US deploys Global Hawk for Black Sea recon after Russia downed drone

The downing of the U.S. MQ-9 drone on Tuesday marks the first direct US-Russian confrontation since the start of the Ukraine war.
Baba Tamim
RQ-4 Global Hawk unmanned aircraft.
RQ-4 Global Hawk unmanned aircraft.

Northrop Grumman 

Following the downing of an American drone by a Russian fighter aircraft on Tuesday, the U.S. has resumed surveillance drone operations over the Black Sea region. 

A mission including a reconnaissance drone was flown into the area on Friday, according to two U.S. officials.

"An RQ-4 Global Hawk flew a mission to the region on Friday," the officials said, as per Reuters. "It was the first such drone flight since the Tuesday incident."

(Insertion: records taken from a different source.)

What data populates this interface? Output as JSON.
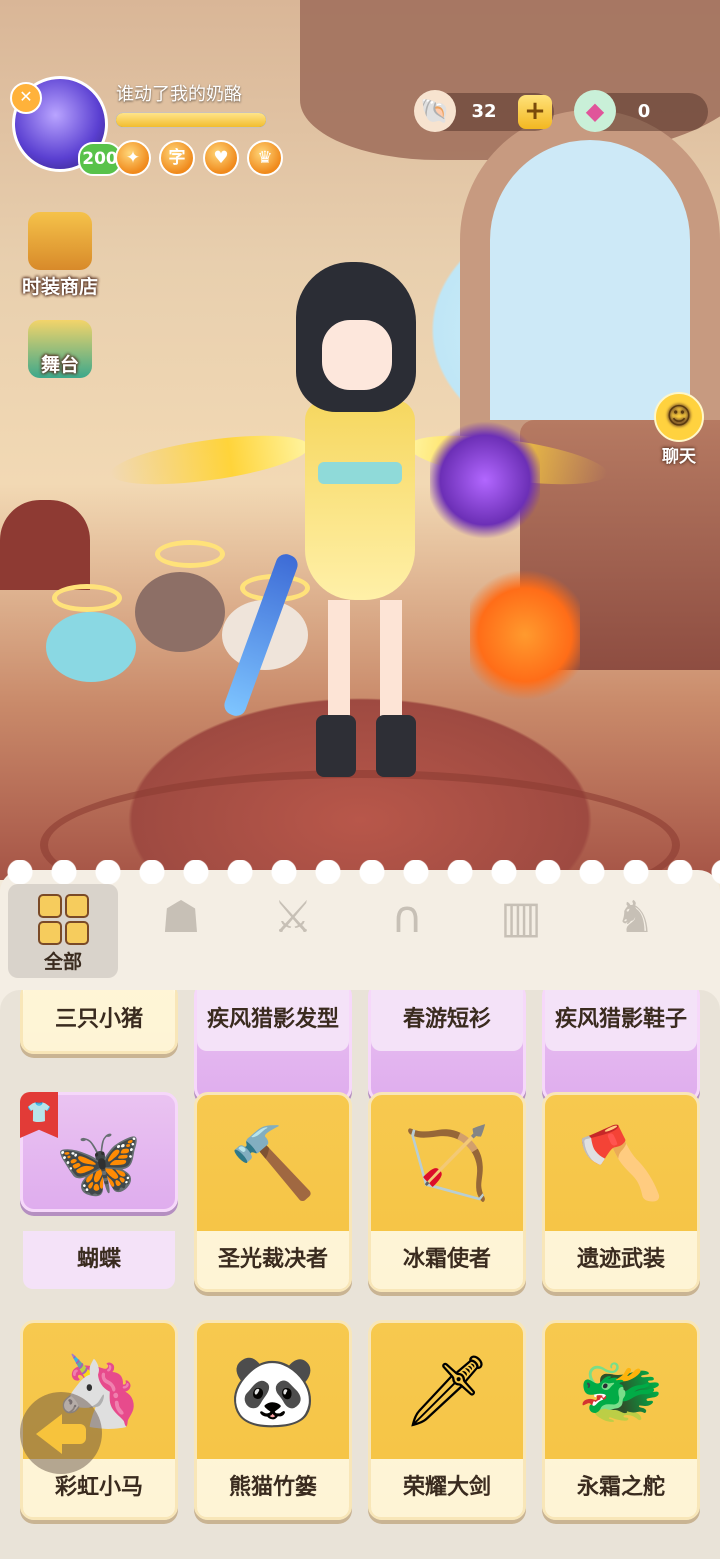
{
  "player": {
    "name": "谁动了我的奶酪",
    "level": "200",
    "exp_fraction": 1.0,
    "medals": [
      "star-medal",
      "word-medal",
      "shield-medal",
      "crown-medal"
    ]
  },
  "currency": [
    {
      "icon": "shell-icon",
      "amount": "32",
      "has_plus": true
    },
    {
      "icon": "gem-icon",
      "amount": "0",
      "has_plus": false
    }
  ],
  "side_buttons": {
    "fashion_shop": "时装商店",
    "stage": "舞台",
    "chat": "聊天"
  },
  "categories": {
    "all_label": "全部",
    "icons": [
      "mask-icon",
      "weapon-icon",
      "hair-icon",
      "clothes-icon",
      "pet-icon",
      "wing-icon"
    ]
  },
  "items": {
    "row1": [
      {
        "label": "三只小猪",
        "style": "yellow"
      },
      {
        "label": "疾风猎影发型",
        "style": "purple"
      },
      {
        "label": "春游短衫",
        "style": "purple"
      },
      {
        "label": "疾风猎影鞋子",
        "style": "purple"
      }
    ],
    "row2": [
      {
        "label": "蝴蝶",
        "style": "purple",
        "art": "butterfly-icon",
        "equipped": true
      },
      {
        "label": "圣光裁决者",
        "style": "yellow",
        "art": "hammer-icon"
      },
      {
        "label": "冰霜使者",
        "style": "yellow",
        "art": "bow-icon"
      },
      {
        "label": "遗迹武装",
        "style": "yellow",
        "art": "axe-icon"
      }
    ],
    "row3": [
      {
        "label": "彩虹小马",
        "style": "yellow",
        "art": "pony-icon"
      },
      {
        "label": "熊猫竹篓",
        "style": "yellow",
        "art": "bamboo-basket-icon"
      },
      {
        "label": "荣耀大剑",
        "style": "yellow",
        "art": "greatsword-icon"
      },
      {
        "label": "永霜之舵",
        "style": "yellow",
        "art": "frost-helm-icon"
      }
    ]
  },
  "colors": {
    "accent_yellow": "#f5c343",
    "accent_purple": "#e3b6ef",
    "badge_green": "#58c24a",
    "ribbon_red": "#e23b37"
  }
}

The downing of the U.S. MQ-9 drone on Tuesday marks the first direct U.S.-Russian confrontation since the start of the Ukraine war, aggravating already sour relations between Washington and Moscow. 

A video by the Pentagon on Thursday showed a Russian Su-27 fighter jet flying very close to a drone and dropping fuel very near to it in "an apparent effort to damage the American aircraft as it flew," according to U.S. authorities.

MQ-9 drone downing

The 36-foot (11 m) long drone, as per U.S. Military, was engaged in a surveillance and reconnaissance operation to aid Ukraine's defense against Russia. 

MQ-9 Reaper was caught by a pair of Russian Su-27 flanker fighters, who then made two extremely close approaches.

The episode lasted more than 30 minutes, according to The Guardian. During that time, the planes flew over the drone 19 times and splashed jet fuel on their final three to four flybys.

The video showed the loss of the video feed following another Russian jet maneuver, which the Military contended was caused by a Russian fighter slamming the drone.

Images of the $32 million drone's damaged propeller, which the Pentagon argued was a result of the accident and rendered the aircraft inoperable and responsible for its plunge into deep waters, are shown in the video's closing seconds.

The drone was later intentionally crashed into 4,000–5,000-foot (1,200–1,500-meter) deep Black Sea waters, as it was impossible to be retrieved. 

Russia refuted American claims that its two Su-24 fighter jets behaved carelessly around the American aircraft in flight, blaming the drone's "sharp maneuvering" instead for the accident.

Both Russia and U.S. have since blamed each other for the MQ-9 crash. 

Pentagon officials have highlighted repeatedly this week that the incident will not prevent Washington from undertaking similar operations.

The collision over international waters serves as a reminder of the potential for direct conflict between the United States and Russia over Ukraine.